Betty nodded. “Well, mine never made up her bed in her life before, and first she thought she couldn’t, but her mother told her to take hold and see what a Madison could do with a bed–they’re awfully proud of their old family–so she did; but it looks dreadfully messy yet, and it makes her late for chapel every single morning. Is yours anything like that?”

Betty laughed. “Oh, no,” she said. “She’s very orderly. Won’t you come and see us?”

The little freshman promised.
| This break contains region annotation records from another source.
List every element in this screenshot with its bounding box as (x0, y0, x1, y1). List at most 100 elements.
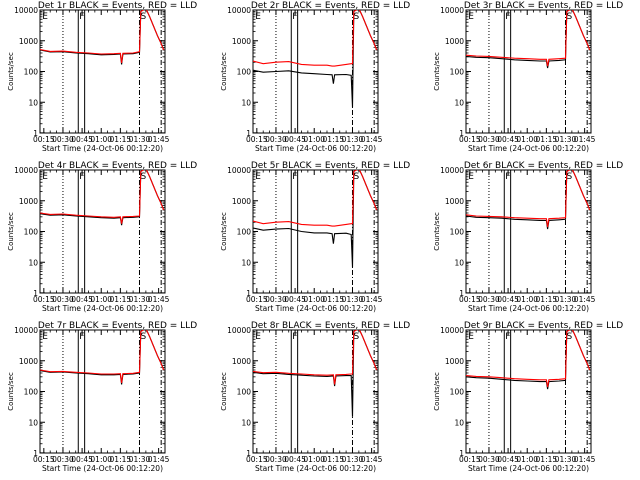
x-axis-label: Start Time (24-Oct-06 00:12:20) (255, 304, 376, 313)
x-tick-label: 01:30 (129, 295, 151, 304)
event-marker-f: F (505, 332, 510, 342)
chart-panel-3: Det 3r BLACK = Events, RED = LLD 1 10 100 10… (433, 1, 623, 153)
x-tick-label: 01:30 (342, 455, 364, 464)
plot-frame (465, 9, 592, 134)
y-tick-label: 1 (246, 449, 251, 458)
y-tick-label: 10000 (14, 6, 38, 15)
y-tick-label: 1 (246, 289, 251, 298)
event-marker-s: S (140, 172, 146, 182)
x-axis-label: Start Time (24-Oct-06 00:12:20) (468, 144, 589, 153)
y-tick-label: 1 (33, 449, 38, 458)
y-axis-label: Counts/sec (7, 372, 15, 411)
x-tick-label: 01:45 (148, 295, 170, 304)
y-tick-label: 100 (237, 68, 252, 77)
y-tick-label: 1 (246, 129, 251, 138)
x-tick-label: 01:45 (361, 295, 383, 304)
x-tick-label: 01:45 (148, 135, 170, 144)
x-axis-label: Start Time (24-Oct-06 00:12:20) (468, 304, 589, 313)
event-marker-f: F (79, 12, 84, 22)
x-tick-label: 01:15 (536, 135, 558, 144)
x-tick-label: 00:15 (459, 135, 481, 144)
x-tick-label: 00:30 (265, 135, 287, 144)
x-axis-label: Start Time (24-Oct-06 00:12:20) (255, 464, 376, 473)
event-marker-e: E (42, 12, 48, 22)
x-tick-label: 00:30 (478, 295, 500, 304)
y-axis-label: Counts/sec (7, 212, 15, 251)
event-marker-s: S (353, 332, 359, 342)
x-tick-label: 01:15 (110, 135, 132, 144)
plot-frame (39, 329, 166, 454)
y-tick-label: 100 (24, 228, 39, 237)
x-tick-label: 01:15 (110, 295, 132, 304)
chart-title: Det 8r BLACK = Events, RED = LLD (251, 321, 410, 331)
x-tick-label: 01:45 (148, 455, 170, 464)
x-tick-label: 00:30 (52, 455, 74, 464)
x-tick-label: 01:00 (90, 135, 112, 144)
x-tick-label: 00:15 (459, 455, 481, 464)
event-marker-s: S (566, 12, 572, 22)
x-axis-label: Start Time (24-Oct-06 00:12:20) (468, 464, 589, 473)
x-tick-label: 01:30 (129, 455, 151, 464)
lld-series-line (40, 330, 165, 383)
chart-title: Det 9r BLACK = Events, RED = LLD (464, 321, 623, 331)
y-tick-label: 10000 (227, 326, 251, 335)
x-tick-label: 00:30 (265, 455, 287, 464)
lld-series-line (253, 10, 378, 67)
x-tick-label: 00:30 (52, 295, 74, 304)
y-tick-label: 1000 (232, 357, 251, 366)
y-axis-label: Counts/sec (220, 212, 228, 251)
event-marker-f: F (505, 12, 510, 22)
y-tick-label: 10000 (227, 6, 251, 15)
x-tick-label: 01:45 (574, 295, 596, 304)
chart-title: Det 6r BLACK = Events, RED = LLD (464, 161, 623, 171)
chart-panel-2: Det 2r BLACK = Events, RED = LLD 1 10 100 10… (220, 1, 410, 153)
chart-panel-1: Det 1r BLACK = Events, RED = LLD 1 10 100 10… (7, 1, 197, 153)
event-marker-e: E (42, 172, 48, 182)
y-tick-label: 1000 (445, 37, 464, 46)
y-tick-label: 100 (24, 388, 39, 397)
y-tick-label: 10 (241, 258, 251, 267)
y-tick-label: 10 (28, 98, 38, 107)
x-tick-label: 00:45 (284, 295, 306, 304)
y-tick-label: 10 (28, 418, 38, 427)
x-tick-label: 01:15 (536, 455, 558, 464)
y-tick-label: 10000 (440, 6, 464, 15)
x-tick-label: 00:45 (284, 455, 306, 464)
y-axis-label: Counts/sec (220, 372, 228, 411)
chart-title: Det 3r BLACK = Events, RED = LLD (464, 1, 623, 11)
x-tick-label: 00:15 (246, 455, 268, 464)
y-axis-label: Counts/sec (433, 212, 441, 251)
x-tick-label: 01:15 (323, 295, 345, 304)
plot-frame (39, 169, 166, 294)
y-tick-label: 1000 (19, 197, 38, 206)
x-axis-label: Start Time (24-Oct-06 00:12:20) (42, 144, 163, 153)
x-tick-label: 01:30 (555, 455, 577, 464)
x-tick-label: 00:45 (497, 135, 519, 144)
event-marker-s: S (140, 12, 146, 22)
x-tick-label: 00:15 (246, 135, 268, 144)
x-tick-label: 01:45 (361, 135, 383, 144)
y-tick-label: 10000 (14, 326, 38, 335)
y-tick-label: 100 (237, 228, 252, 237)
chart-panel-7: Det 7r BLACK = Events, RED = LLD 1 10 100 10… (7, 321, 197, 473)
event-marker-f: F (79, 172, 84, 182)
event-marker-f: F (505, 172, 510, 182)
y-tick-label: 100 (450, 388, 465, 397)
x-tick-label: 01:00 (303, 455, 325, 464)
x-tick-label: 01:15 (110, 455, 132, 464)
lld-series-line (253, 170, 378, 227)
event-marker-e: E (255, 172, 261, 182)
y-tick-label: 1 (33, 289, 38, 298)
x-tick-label: 00:30 (478, 135, 500, 144)
chart-panel-5: Det 5r BLACK = Events, RED = LLD 1 10 100 10… (220, 161, 410, 313)
x-tick-label: 01:00 (90, 455, 112, 464)
x-tick-label: 00:45 (71, 135, 93, 144)
event-marker-s: S (353, 172, 359, 182)
event-marker-e: E (42, 332, 48, 342)
y-tick-label: 1 (459, 129, 464, 138)
x-tick-label: 00:15 (459, 295, 481, 304)
events-series-line (253, 10, 378, 108)
chart-panel-9: Det 9r BLACK = Events, RED = LLD 1 10 100 10… (433, 321, 623, 473)
y-tick-label: 100 (237, 388, 252, 397)
y-tick-label: 10 (454, 98, 464, 107)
By that time the “plowed field” was ready–an obliging friend had stayed at home from the frolic to give it an early start–and they ate the creamy brown squares of candy with a marshmallow stuffed into each, and praised the cook and her wares until a bell rang and everybody jumped up and began saying good-bye at once except Betty, who had to be enlightened by the campus girls as to the dire meaning of the twenty-minutes-to-ten bell.

“Don’t you keep the ten o’clock rule?” asked the fluffy-haired freshman curiously.

“Oh, yes,” said Betty. “Why, we couldn’t come to college if we didn’t, could we?” And she wondered why some of the girls laughed.

“I’ve had a beautiful time,” she said, when Miss King, who had come part way home with her, explained that she must turn back. “I hope that when I’m a junior I can do half as much for some little freshman as you have for me.”

“That’s a nice way to put it, Miss Wales,” said Dorothy. “But don’t wait till you’re a junior to begin.”

As Betty ran home, she reflected that she had not seen Helen dancing that evening. “Oh, Helen,” she called, as she dashed into the room, “wasn’t it fun? How many minutes before our light goes out? Do you know how to dance?”

Helen hesitated. “I–well–I know how, but I can’t do it in a crowd. It’s ten minutes of ten.”

“Teach you before the sophomore reception,” said Betty laconically, throwing a slipper into the closet with one hand and pulling out hairpins with the other. “What a pity that to-morrow’s Sunday. We shall have to wait a whole day to begin.”